Dal campo giochi, Dall’asse della stazione orbitale. No, non era possibile, il campo giochi era sigillato e dopo una caduta da quell’altezza non sarebbe rimasto nulla.

— Dall’ascensore, intendo dire. Fuori. Sai che i ragazzini si sfidano sempre a salire dalla parte esterna dell’ascensore, sui montanti di sostegno, e poi a tuffarsi nel portello per le riparazioni.

Miri non lo sapeva. Tony non glielo aveva detto. Non riusciva a muoversi, non riusciva a pensare. Era solo capace di fissare Joan che stava piangendo. Alle spalle di Miri, una delle cavie modificate geneticamente emise un debole squittio.

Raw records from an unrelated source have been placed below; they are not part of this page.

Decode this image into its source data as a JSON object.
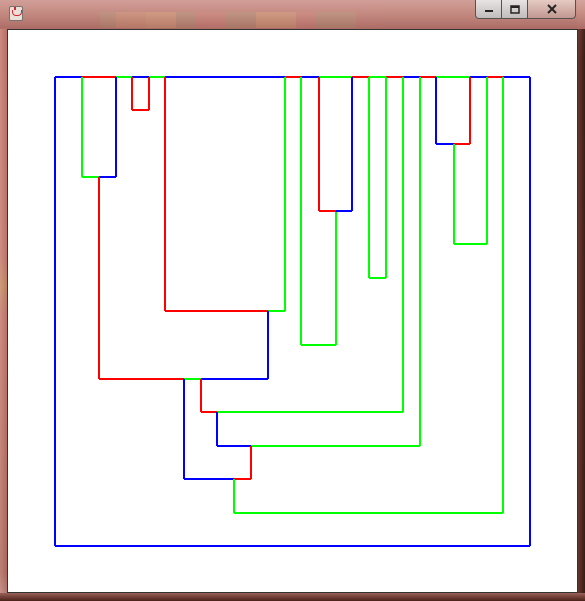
{
  "window": {
    "title": "",
    "buttons": {
      "minimize": "minimize",
      "maximize": "maximize",
      "close": "close"
    },
    "icon": "java-cup-icon"
  },
  "colors": {
    "blue": "#0000ff",
    "red": "#ff0000",
    "green": "#00ff00",
    "background": "#ffffff"
  },
  "drawing": {
    "description_shape": "nested rectilinear tree/dendrogram of colored segments",
    "segment_colors": [
      "blue",
      "red",
      "green"
    ]
  }
}
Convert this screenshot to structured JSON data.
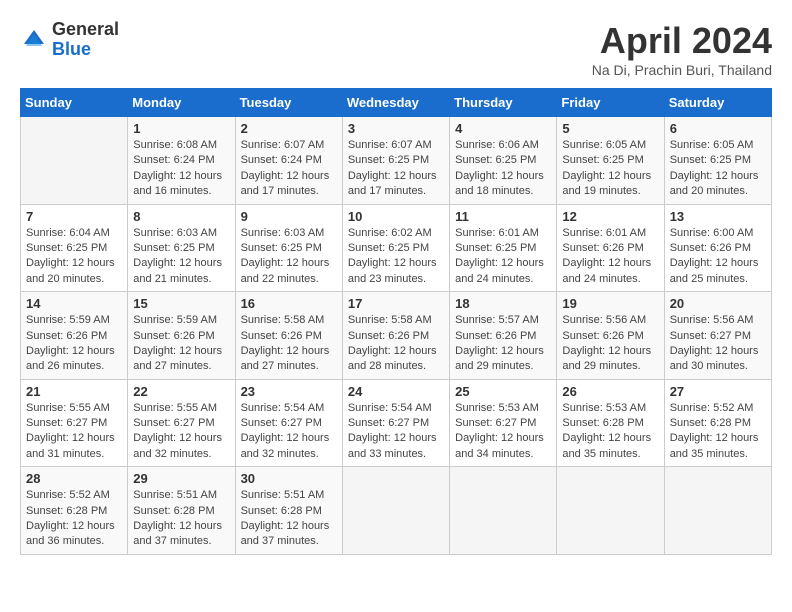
{
  "header": {
    "logo_general": "General",
    "logo_blue": "Blue",
    "month_title": "April 2024",
    "location": "Na Di, Prachin Buri, Thailand"
  },
  "calendar": {
    "weekdays": [
      "Sunday",
      "Monday",
      "Tuesday",
      "Wednesday",
      "Thursday",
      "Friday",
      "Saturday"
    ],
    "rows": [
      [
        {
          "day": "",
          "info": ""
        },
        {
          "day": "1",
          "info": "Sunrise: 6:08 AM\nSunset: 6:24 PM\nDaylight: 12 hours\nand 16 minutes."
        },
        {
          "day": "2",
          "info": "Sunrise: 6:07 AM\nSunset: 6:24 PM\nDaylight: 12 hours\nand 17 minutes."
        },
        {
          "day": "3",
          "info": "Sunrise: 6:07 AM\nSunset: 6:25 PM\nDaylight: 12 hours\nand 17 minutes."
        },
        {
          "day": "4",
          "info": "Sunrise: 6:06 AM\nSunset: 6:25 PM\nDaylight: 12 hours\nand 18 minutes."
        },
        {
          "day": "5",
          "info": "Sunrise: 6:05 AM\nSunset: 6:25 PM\nDaylight: 12 hours\nand 19 minutes."
        },
        {
          "day": "6",
          "info": "Sunrise: 6:05 AM\nSunset: 6:25 PM\nDaylight: 12 hours\nand 20 minutes."
        }
      ],
      [
        {
          "day": "7",
          "info": "Sunrise: 6:04 AM\nSunset: 6:25 PM\nDaylight: 12 hours\nand 20 minutes."
        },
        {
          "day": "8",
          "info": "Sunrise: 6:03 AM\nSunset: 6:25 PM\nDaylight: 12 hours\nand 21 minutes."
        },
        {
          "day": "9",
          "info": "Sunrise: 6:03 AM\nSunset: 6:25 PM\nDaylight: 12 hours\nand 22 minutes."
        },
        {
          "day": "10",
          "info": "Sunrise: 6:02 AM\nSunset: 6:25 PM\nDaylight: 12 hours\nand 23 minutes."
        },
        {
          "day": "11",
          "info": "Sunrise: 6:01 AM\nSunset: 6:25 PM\nDaylight: 12 hours\nand 24 minutes."
        },
        {
          "day": "12",
          "info": "Sunrise: 6:01 AM\nSunset: 6:26 PM\nDaylight: 12 hours\nand 24 minutes."
        },
        {
          "day": "13",
          "info": "Sunrise: 6:00 AM\nSunset: 6:26 PM\nDaylight: 12 hours\nand 25 minutes."
        }
      ],
      [
        {
          "day": "14",
          "info": "Sunrise: 5:59 AM\nSunset: 6:26 PM\nDaylight: 12 hours\nand 26 minutes."
        },
        {
          "day": "15",
          "info": "Sunrise: 5:59 AM\nSunset: 6:26 PM\nDaylight: 12 hours\nand 27 minutes."
        },
        {
          "day": "16",
          "info": "Sunrise: 5:58 AM\nSunset: 6:26 PM\nDaylight: 12 hours\nand 27 minutes."
        },
        {
          "day": "17",
          "info": "Sunrise: 5:58 AM\nSunset: 6:26 PM\nDaylight: 12 hours\nand 28 minutes."
        },
        {
          "day": "18",
          "info": "Sunrise: 5:57 AM\nSunset: 6:26 PM\nDaylight: 12 hours\nand 29 minutes."
        },
        {
          "day": "19",
          "info": "Sunrise: 5:56 AM\nSunset: 6:26 PM\nDaylight: 12 hours\nand 29 minutes."
        },
        {
          "day": "20",
          "info": "Sunrise: 5:56 AM\nSunset: 6:27 PM\nDaylight: 12 hours\nand 30 minutes."
        }
      ],
      [
        {
          "day": "21",
          "info": "Sunrise: 5:55 AM\nSunset: 6:27 PM\nDaylight: 12 hours\nand 31 minutes."
        },
        {
          "day": "22",
          "info": "Sunrise: 5:55 AM\nSunset: 6:27 PM\nDaylight: 12 hours\nand 32 minutes."
        },
        {
          "day": "23",
          "info": "Sunrise: 5:54 AM\nSunset: 6:27 PM\nDaylight: 12 hours\nand 32 minutes."
        },
        {
          "day": "24",
          "info": "Sunrise: 5:54 AM\nSunset: 6:27 PM\nDaylight: 12 hours\nand 33 minutes."
        },
        {
          "day": "25",
          "info": "Sunrise: 5:53 AM\nSunset: 6:27 PM\nDaylight: 12 hours\nand 34 minutes."
        },
        {
          "day": "26",
          "info": "Sunrise: 5:53 AM\nSunset: 6:28 PM\nDaylight: 12 hours\nand 35 minutes."
        },
        {
          "day": "27",
          "info": "Sunrise: 5:52 AM\nSunset: 6:28 PM\nDaylight: 12 hours\nand 35 minutes."
        }
      ],
      [
        {
          "day": "28",
          "info": "Sunrise: 5:52 AM\nSunset: 6:28 PM\nDaylight: 12 hours\nand 36 minutes."
        },
        {
          "day": "29",
          "info": "Sunrise: 5:51 AM\nSunset: 6:28 PM\nDaylight: 12 hours\nand 37 minutes."
        },
        {
          "day": "30",
          "info": "Sunrise: 5:51 AM\nSunset: 6:28 PM\nDaylight: 12 hours\nand 37 minutes."
        },
        {
          "day": "",
          "info": ""
        },
        {
          "day": "",
          "info": ""
        },
        {
          "day": "",
          "info": ""
        },
        {
          "day": "",
          "info": ""
        }
      ]
    ]
  }
}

— Vieni! — gridò Joan. — È ancora vivo!

A mala pena. Lo staff medico lo aveva già raggiunto. Lavorarono con espressione cupa sulle gambe schiacciate e sulla spalla rotta prima di trasferirlo in ospedale. Tony aveva gli occhi chiusi: un lato del cranio era ricoperto di sangue.

Miri percorse nella navetta d’emergenza il breve tratto fino all’ospedale. I dottori trascinarono via velocemente Tony. Miri restò seduta, immobile, accecata, sollevando lo sguardo soltanto all’arrivo di sua madre.

— Dov’è! — gridò Hermione, e una piccola, crudele parte della mente di Miri si chiese se Hermione avrebbe finalmente guardato direttamente il figlio maschio più grande, ora che tutto ciò che valeva la pena guardare era sparito. Il sorriso di Tony. L’espressione dei suoi occhi. La sua voce che balbettava le sue parole. Le parole di Tony.